Right now Louisiana needs to be releasing prisoners with preexisting conditions and those with a short amount of time left. We’re not seeing it. Last week 10 people went up for parole. Only 2 made. My friend was among the ones denied. He was denied for the severity of his crime—drug racketeering. Did the people on the parole board know pharmaceutical companies made tens of billions of dollars getting Americans addicted to opiates and no one did any time in jail for it? Yet, my friend had to spend 10 years of his life locked away in prison and can’t even make parole with just a year left on his sentence.
With the last warden more people made parole. During parole hearings he spoke passionately on the behalf of everyone that was suitable to leave. Not the new warden. He delegates lower ranking wardens to show up at the hearings, who stay mostly silent and speak up for almost no one. Consequently, almost no one makes parole.
To add to the prison’s inequities, there has been many rumors of prisoners being beaten by officers. One day a couple of weeks ago, I witnessed a guy standing on the breezeway speaking to a friend through a chain-link fence. A ranking officer, full of rage and without a mask, began yelling at him to “get up against the fucking fence.” The guy who was talking to his friend gently replied that he wanted to talk to the officer about why he was standing on the breezeway (it’s against the rules). The ranking officer barked that he could talk to him when he gets a fucking badge, and called for backup. An escort of officers came to help detain the guy, who so far was obeying the commands of the first officer. They put him in handcuffs and led him to the cell blocks. Later that day a friend of mine saw him being pushed in a wheelchair from the infirmary with bruises and lumps scattered across his face. The rumor that circulated through the prison was that when the officers got him inside the cell blocks they brutally beat him while he remained in handcuffs. Because there are no phones with cameras to catch this kind of treatment, police brutality in prison goes unscathed and widely unknown to the public.
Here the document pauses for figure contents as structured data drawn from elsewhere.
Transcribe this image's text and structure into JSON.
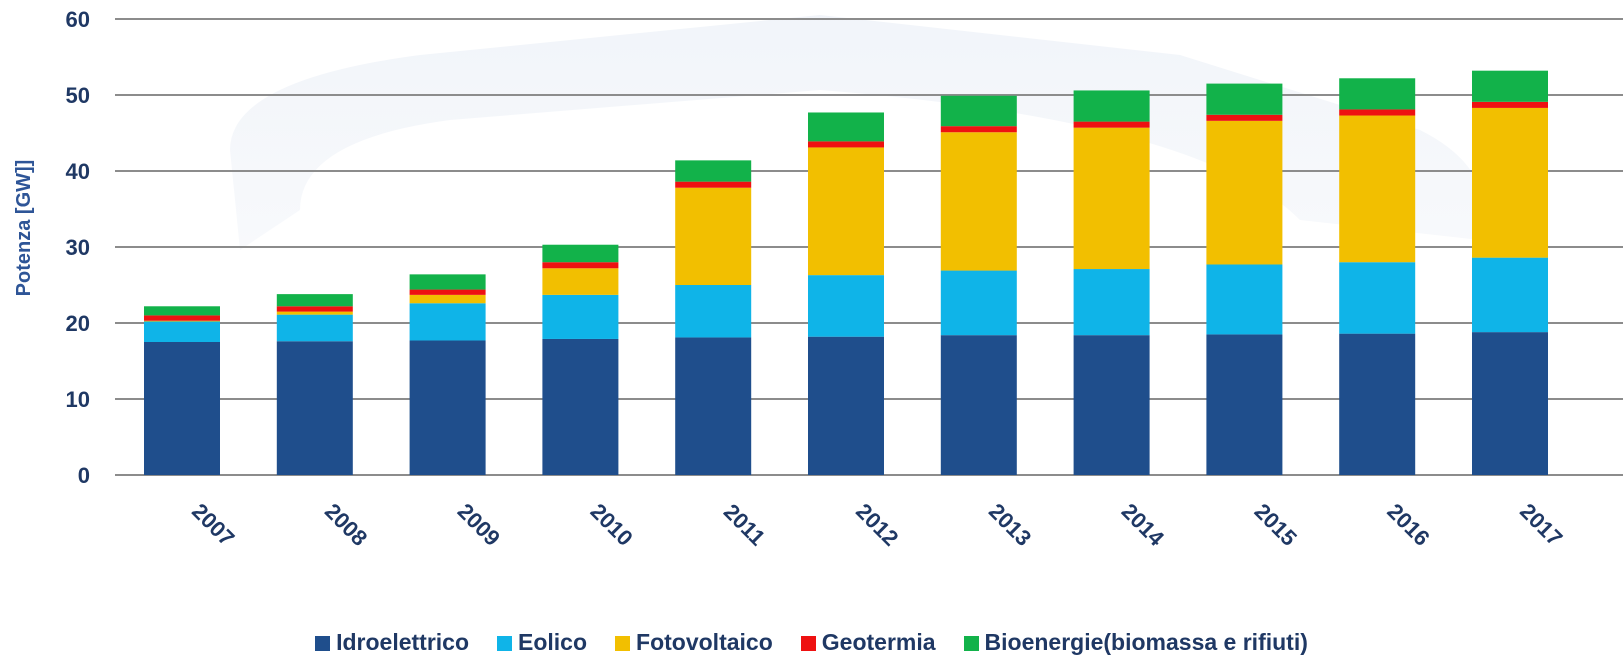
{
  "chart_data": {
    "type": "bar",
    "stacked": true,
    "ylabel": "Potenza [GW]]",
    "xlabel": "",
    "ylim": [
      0,
      60
    ],
    "yticks": [
      0,
      10,
      20,
      30,
      40,
      50,
      60
    ],
    "grid": true,
    "legend_position": "bottom",
    "categories": [
      "2007",
      "2008",
      "2009",
      "2010",
      "2011",
      "2012",
      "2013",
      "2014",
      "2015",
      "2016",
      "2017"
    ],
    "series": [
      {
        "name": "Idroelettrico",
        "color": "#1f4e8c",
        "values": [
          17.5,
          17.6,
          17.7,
          17.9,
          18.1,
          18.2,
          18.4,
          18.4,
          18.5,
          18.6,
          18.8
        ]
      },
      {
        "name": "Eolico",
        "color": "#0fb4e8",
        "values": [
          2.7,
          3.5,
          4.9,
          5.8,
          6.9,
          8.1,
          8.5,
          8.7,
          9.2,
          9.4,
          9.8
        ]
      },
      {
        "name": "Fotovoltaico",
        "color": "#f2bf00",
        "values": [
          0.1,
          0.4,
          1.1,
          3.5,
          12.8,
          16.8,
          18.2,
          18.6,
          18.9,
          19.3,
          19.7
        ]
      },
      {
        "name": "Geotermia",
        "color": "#ee1111",
        "values": [
          0.7,
          0.7,
          0.7,
          0.8,
          0.8,
          0.8,
          0.8,
          0.8,
          0.8,
          0.8,
          0.8
        ]
      },
      {
        "name": "Bioenergie(biomassa e rifiuti)",
        "color": "#12b24a",
        "values": [
          1.2,
          1.6,
          2.0,
          2.3,
          2.8,
          3.8,
          4.0,
          4.1,
          4.1,
          4.1,
          4.1
        ]
      }
    ]
  }
}
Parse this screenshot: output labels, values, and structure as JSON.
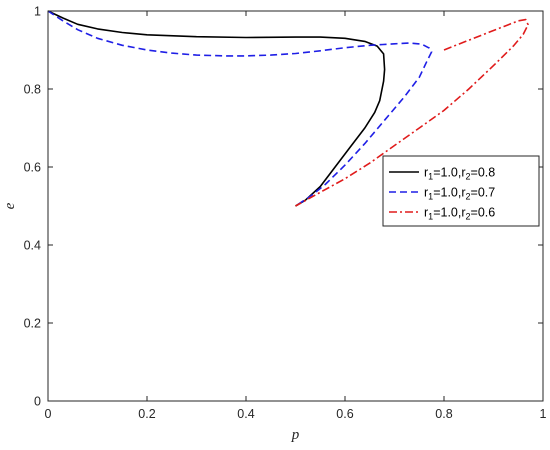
{
  "chart_data": {
    "type": "line",
    "xlabel": "p",
    "ylabel": "e",
    "xlim": [
      0,
      1
    ],
    "ylim": [
      0,
      1
    ],
    "xticks": [
      0,
      0.2,
      0.4,
      0.6,
      0.8,
      1
    ],
    "xtick_labels": [
      "0",
      "0.2",
      "0.4",
      "0.6",
      "0.8",
      "1"
    ],
    "yticks": [
      0,
      0.2,
      0.4,
      0.6,
      0.8,
      1
    ],
    "ytick_labels": [
      "0",
      "0.2",
      "0.4",
      "0.6",
      "0.8",
      "1"
    ],
    "grid": false,
    "legend_position": "right",
    "series": [
      {
        "name": "r1=1.0,r2=0.8",
        "legend": {
          "r": "r",
          "r1_sub": "1",
          "r1_val": "=1.0,",
          "r2_sub": "2",
          "r2_val": "=0.8"
        },
        "color": "#000000",
        "dash": "solid",
        "points": [
          [
            0,
            1
          ],
          [
            0.03,
            0.982
          ],
          [
            0.06,
            0.966
          ],
          [
            0.1,
            0.954
          ],
          [
            0.15,
            0.945
          ],
          [
            0.2,
            0.939
          ],
          [
            0.3,
            0.934
          ],
          [
            0.4,
            0.932
          ],
          [
            0.5,
            0.933
          ],
          [
            0.55,
            0.933
          ],
          [
            0.6,
            0.93
          ],
          [
            0.64,
            0.922
          ],
          [
            0.665,
            0.91
          ],
          [
            0.678,
            0.89
          ],
          [
            0.68,
            0.85
          ],
          [
            0.678,
            0.82
          ],
          [
            0.67,
            0.77
          ],
          [
            0.66,
            0.74
          ],
          [
            0.64,
            0.7
          ],
          [
            0.61,
            0.65
          ],
          [
            0.58,
            0.6
          ],
          [
            0.55,
            0.55
          ],
          [
            0.52,
            0.515
          ],
          [
            0.5,
            0.5
          ]
        ]
      },
      {
        "name": "r1=1.0,r2=0.7",
        "legend": {
          "r": "r",
          "r1_sub": "1",
          "r1_val": "=1.0,",
          "r2_sub": "2",
          "r2_val": "=0.7"
        },
        "color": "#1f1fe6",
        "dash": "7 4",
        "points": [
          [
            0,
            1
          ],
          [
            0.03,
            0.975
          ],
          [
            0.06,
            0.952
          ],
          [
            0.1,
            0.93
          ],
          [
            0.15,
            0.912
          ],
          [
            0.2,
            0.9
          ],
          [
            0.25,
            0.892
          ],
          [
            0.3,
            0.887
          ],
          [
            0.36,
            0.885
          ],
          [
            0.4,
            0.885
          ],
          [
            0.45,
            0.887
          ],
          [
            0.5,
            0.891
          ],
          [
            0.55,
            0.898
          ],
          [
            0.6,
            0.906
          ],
          [
            0.65,
            0.912
          ],
          [
            0.7,
            0.916
          ],
          [
            0.73,
            0.918
          ],
          [
            0.755,
            0.915
          ],
          [
            0.77,
            0.905
          ],
          [
            0.775,
            0.895
          ],
          [
            0.765,
            0.87
          ],
          [
            0.75,
            0.83
          ],
          [
            0.72,
            0.78
          ],
          [
            0.68,
            0.72
          ],
          [
            0.64,
            0.66
          ],
          [
            0.6,
            0.605
          ],
          [
            0.56,
            0.555
          ],
          [
            0.53,
            0.525
          ],
          [
            0.5,
            0.5
          ]
        ]
      },
      {
        "name": "r1=1.0,r2=0.6",
        "legend": {
          "r": "r",
          "r1_sub": "1",
          "r1_val": "=1.0,",
          "r2_sub": "2",
          "r2_val": "=0.6"
        },
        "color": "#e01b1b",
        "dash": "8 3 2 3",
        "points": [
          [
            0.8,
            0.9
          ],
          [
            0.83,
            0.915
          ],
          [
            0.86,
            0.93
          ],
          [
            0.9,
            0.95
          ],
          [
            0.93,
            0.965
          ],
          [
            0.95,
            0.975
          ],
          [
            0.965,
            0.978
          ],
          [
            0.97,
            0.965
          ],
          [
            0.96,
            0.94
          ],
          [
            0.94,
            0.91
          ],
          [
            0.9,
            0.86
          ],
          [
            0.85,
            0.8
          ],
          [
            0.8,
            0.745
          ],
          [
            0.75,
            0.7
          ],
          [
            0.7,
            0.655
          ],
          [
            0.65,
            0.61
          ],
          [
            0.6,
            0.57
          ],
          [
            0.55,
            0.535
          ],
          [
            0.5,
            0.5
          ]
        ]
      }
    ]
  }
}
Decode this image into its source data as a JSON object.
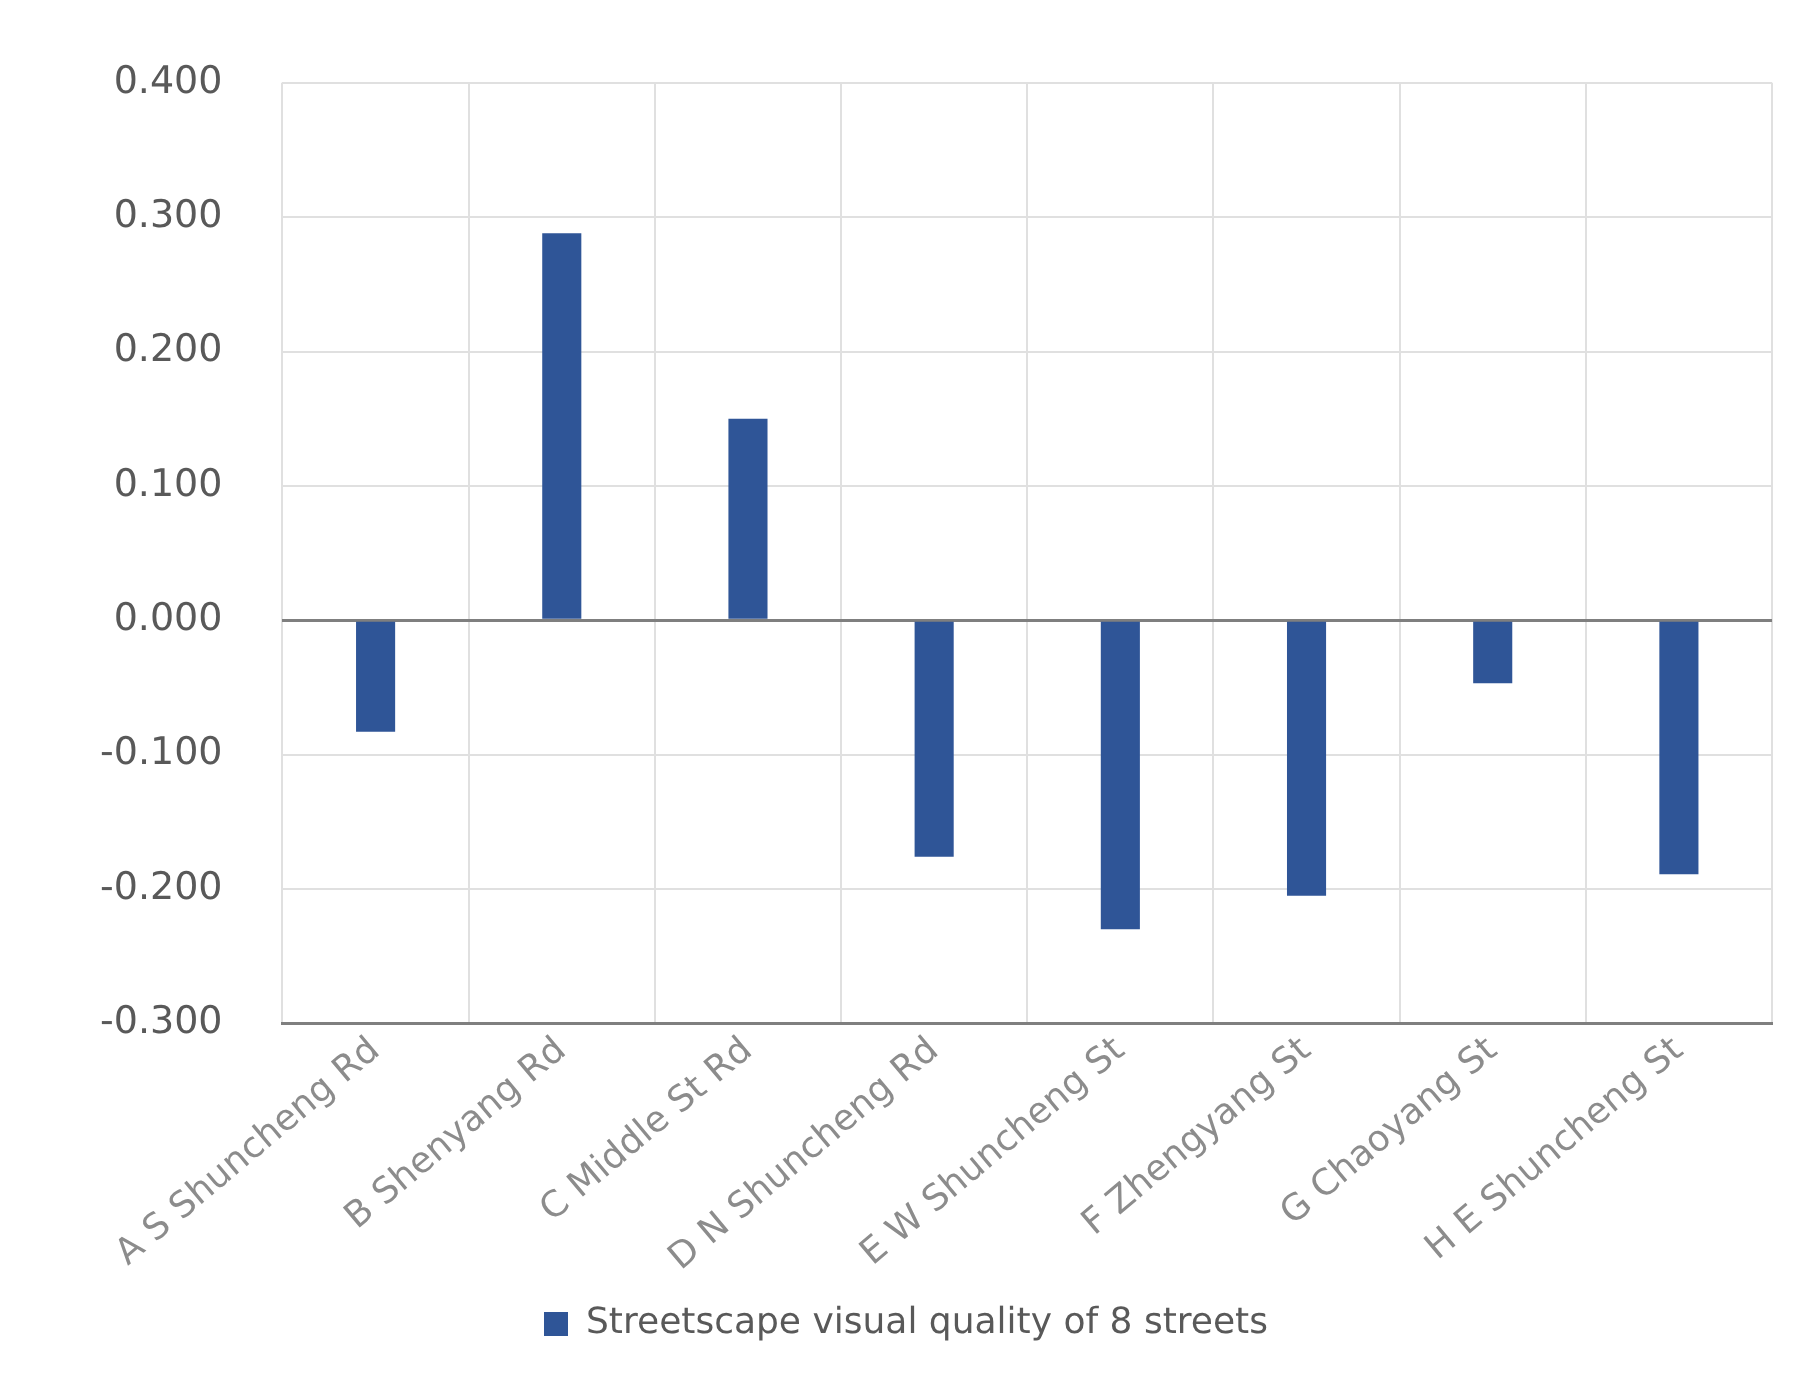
{
  "chart_data": {
    "type": "bar",
    "categories": [
      "A S Shuncheng Rd",
      "B Shenyang Rd",
      "C Middle St Rd",
      "D N Shuncheng Rd",
      "E W Shuncheng St",
      "F Zhengyang St",
      "G Chaoyang St",
      "H E Shuncheng St"
    ],
    "series": [
      {
        "name": "Streetscape visual quality of 8 streets",
        "color": "#2f5597",
        "values": [
          -0.083,
          0.288,
          0.15,
          -0.176,
          -0.23,
          -0.205,
          -0.047,
          -0.189
        ]
      }
    ],
    "ylim": [
      -0.3,
      0.4
    ],
    "yticks": [
      {
        "value": -0.3,
        "label": "-0.300"
      },
      {
        "value": -0.2,
        "label": "-0.200"
      },
      {
        "value": -0.1,
        "label": "-0.100"
      },
      {
        "value": 0,
        "label": "0.000"
      },
      {
        "value": 0.1,
        "label": "0.100"
      },
      {
        "value": 0.2,
        "label": "0.200"
      },
      {
        "value": 0.3,
        "label": "0.300"
      },
      {
        "value": 0.4,
        "label": "0.400"
      }
    ],
    "grid": true,
    "legend": "bottom"
  }
}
It is easy to dismiss the wrongs being done to those who’ve done wrong themselves. Dismissing the wrongs I just illustrated would be a mistake. Nelson Mandela once noted that a great nation is judged by the way it treats its weakest and most vulnerable citizens. If the justice system is truly meant to rehabilitate people it would try to pick us up rather than tear us down. If these words or the visual of human bodies laboring in Louisiana’s fields bothers you please raise your voice and demand a stop to forced servitude and the extreme oppression of prisoners. You can also join local justice-reform organizations to participate in the cause to help incarcerated people. Thank you.